Não me pagam o suficiente para isto!
Retornei para o salão de jogos. Era engolir muito orgulho, depois de o ter lá deixado, voltar para falar com ele. Infelizmente ainda falava com Maria e pareciam bem entretidos.
Ela está bem animada para uma mulher casada, oras!
- Helena, há algum problema?- Interrompeu a conversa de repente.
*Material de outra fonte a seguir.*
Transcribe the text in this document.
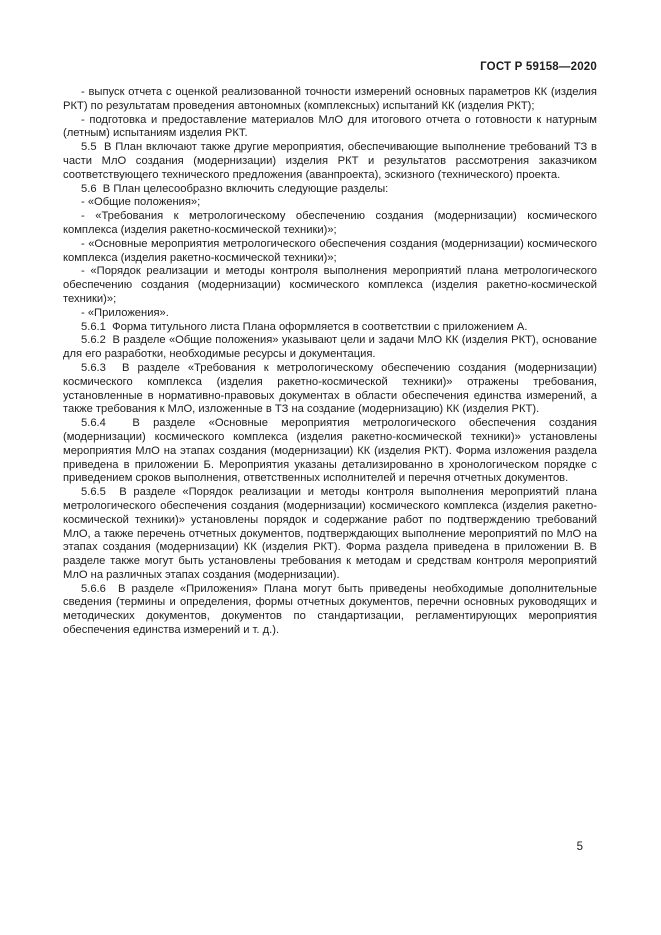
ГОСТ Р 59158—2020

- выпуск отчета с оценкой реализованной точности измерений основных параметров КК (изделия РКТ) по результатам проведения автономных (комплексных) испытаний КК (изделия РКТ);

- подготовка и предоставление материалов МлО для итогового отчета о готовности к натурным (летным) испытаниям изделия РКТ.

5.5  В План включают также другие мероприятия, обеспечивающие выполнение требований ТЗ в части МлО создания (модернизации) изделия РКТ и результатов рассмотрения заказчиком соответствующего технического предложения (аванпроекта), эскизного (технического) проекта.

5.6  В План целесообразно включить следующие разделы:

- «Общие положения»;

- «Требования к метрологическому обеспечению создания (модернизации) космического комплекса (изделия ракетно-космической техники)»;

- «Основные мероприятия метрологического обеспечения создания (модернизации) космического комплекса (изделия ракетно-космической техники)»;

- «Порядок реализации и методы контроля выполнения мероприятий плана метрологического обеспечению создания (модернизации) космического комплекса (изделия ракетно-космической техники)»;

- «Приложения».

5.6.1  Форма титульного листа Плана оформляется в соответствии с приложением А.

5.6.2  В разделе «Общие положения» указывают цели и задачи МлО КК (изделия РКТ), основание для его разработки, необходимые ресурсы и документация.

5.6.3  В разделе «Требования к метрологическому обеспечению создания (модернизации) космического комплекса (изделия ракетно-космической техники)» отражены требования, установленные в нормативно-правовых документах в области обеспечения единства измерений, а также требования к МлО, изложенные в ТЗ на создание (модернизацию) КК (изделия РКТ).

5.6.4  В разделе «Основные мероприятия метрологического обеспечения создания (модернизации) космического комплекса (изделия ракетно-космической техники)» установлены мероприятия МлО на этапах создания (модернизации) КК (изделия РКТ). Форма изложения раздела приведена в приложении Б. Мероприятия указаны детализированно в хронологическом порядке с приведением сроков выполнения, ответственных исполнителей и перечня отчетных документов.

5.6.5  В разделе «Порядок реализации и методы контроля выполнения мероприятий плана метрологического обеспечения создания (модернизации) космического комплекса (изделия ракетно-космической техники)» установлены порядок и содержание работ по подтверждению требований МлО, а также перечень отчетных документов, подтверждающих выполнение мероприятий по МлО на этапах создания (модернизации) КК (изделия РКТ). Форма раздела приведена в приложении В. В разделе также могут быть установлены требования к методам и средствам контроля мероприятий МлО на различных этапах создания (модернизации).

5.6.6  В разделе «Приложения» Плана могут быть приведены необходимые дополнительные сведения (термины и определения, формы отчетных документов, перечни основных руководящих и методических документов, документов по стандартизации, регламентирующих мероприятия обеспечения единства измерений и т. д.).

5
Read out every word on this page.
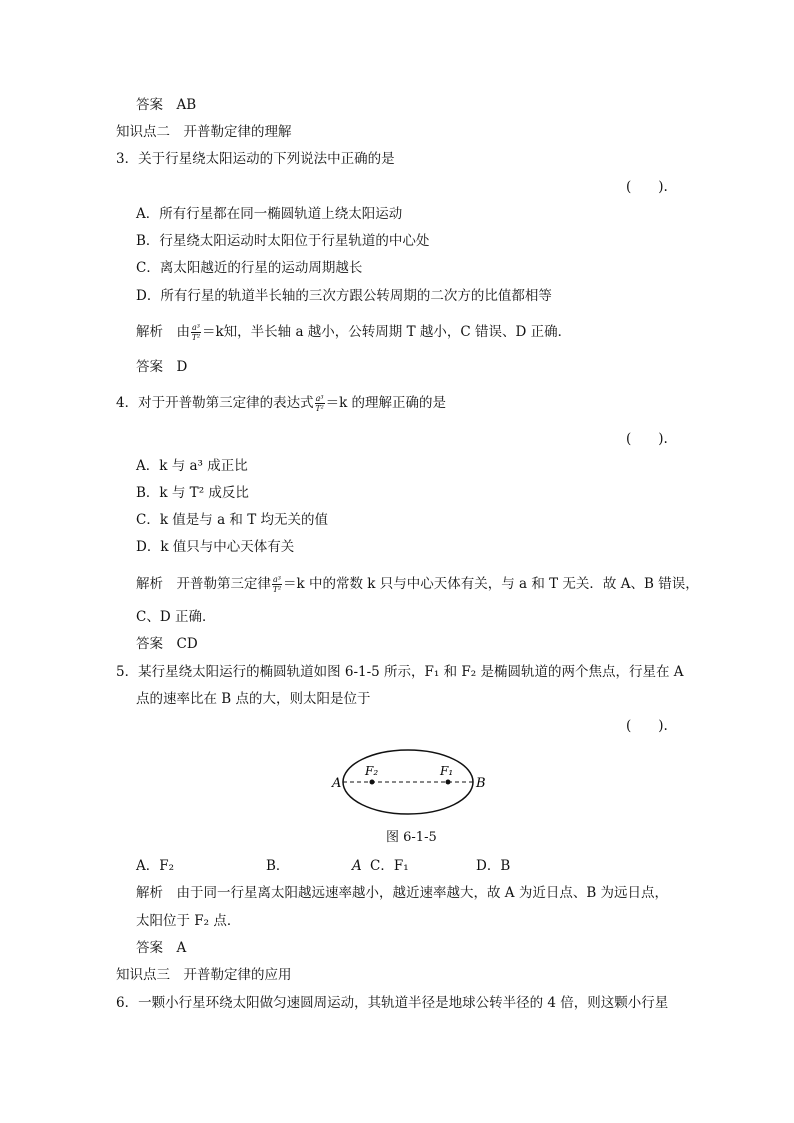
答案　AB
知识点二　开普勒定律的理解
3．关于行星绕太阳运动的下列说法中正确的是
(　　).
A．所有行星都在同一椭圆轨道上绕太阳运动
B．行星绕太阳运动时太阳位于行星轨道的中心处
C．离太阳越近的行星的运动周期越长
D．所有行星的轨道半长轴的三次方跟公转周期的二次方的比值都相等
解析　由 $\frac{\text{a³}}{\text{T²}} =k$知，半长轴 a 越小，公转周期 T 越小，C 错误、D 正确．
答案　D
4．对于开普勒第三定律的表达式 $\frac{\text{a³}}{\text{T²}} =k$ 的理解正确的是
(　　).
A．k 与 a³ 成正比
B．k 与 T² 成反比
C．k 值是与 a 和 T 均无关的值
D．k 值只与中心天体有关
解析　开普勒第三定律 $\frac{\text{a³}}{\text{T²}} =k$ 中的常数 k 只与中心天体有关，与 a 和 T 无关．故 A、B 错误，
C、D 正确．
答案　CD
5．某行星绕太阳运行的椭圆轨道如图 6-1-5 所示，F₁ 和 F₂ 是椭圆轨道的两个焦点，行星在 A
点的速率比在 B 点的大，则太阳是位于
(　　).
A	B
F₂	F₁
图 6-1-5
A．F₂	B．	A C．F₁	D．B
解析　由于同一行星离太阳越远速率越小，越近速率越大，故 A 为近日点、B 为远日点，
太阳位于 F₂ 点．
答案　A
知识点三　开普勒定律的应用
6．一颗小行星环绕太阳做匀速圆周运动，其轨道半径是地球公转半径的 4 倍，则这颗小行星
- Não. A infanta está apenas curiosa acerca desse desporto, ténis, não é verdade?- Voltei-me para Henri.
- É sim. Um dos meus desportos favoritos, por acaso.- Sorriu cordial.- Bom, não façamos a infanta esperar.- Despediu-se de Maria com um pequeno aceno.
- A infanta entende perfeitamente se estiver ocupado com os assuntos de Estado.- Tentei fazê-lo reconsiderar.
- Pareço-lhe ocupado, milady?
- Não precisa de responder dessa maneira, estava a tentar ser gentil.- Não gostei do tom irónico que usou comigo. De todo!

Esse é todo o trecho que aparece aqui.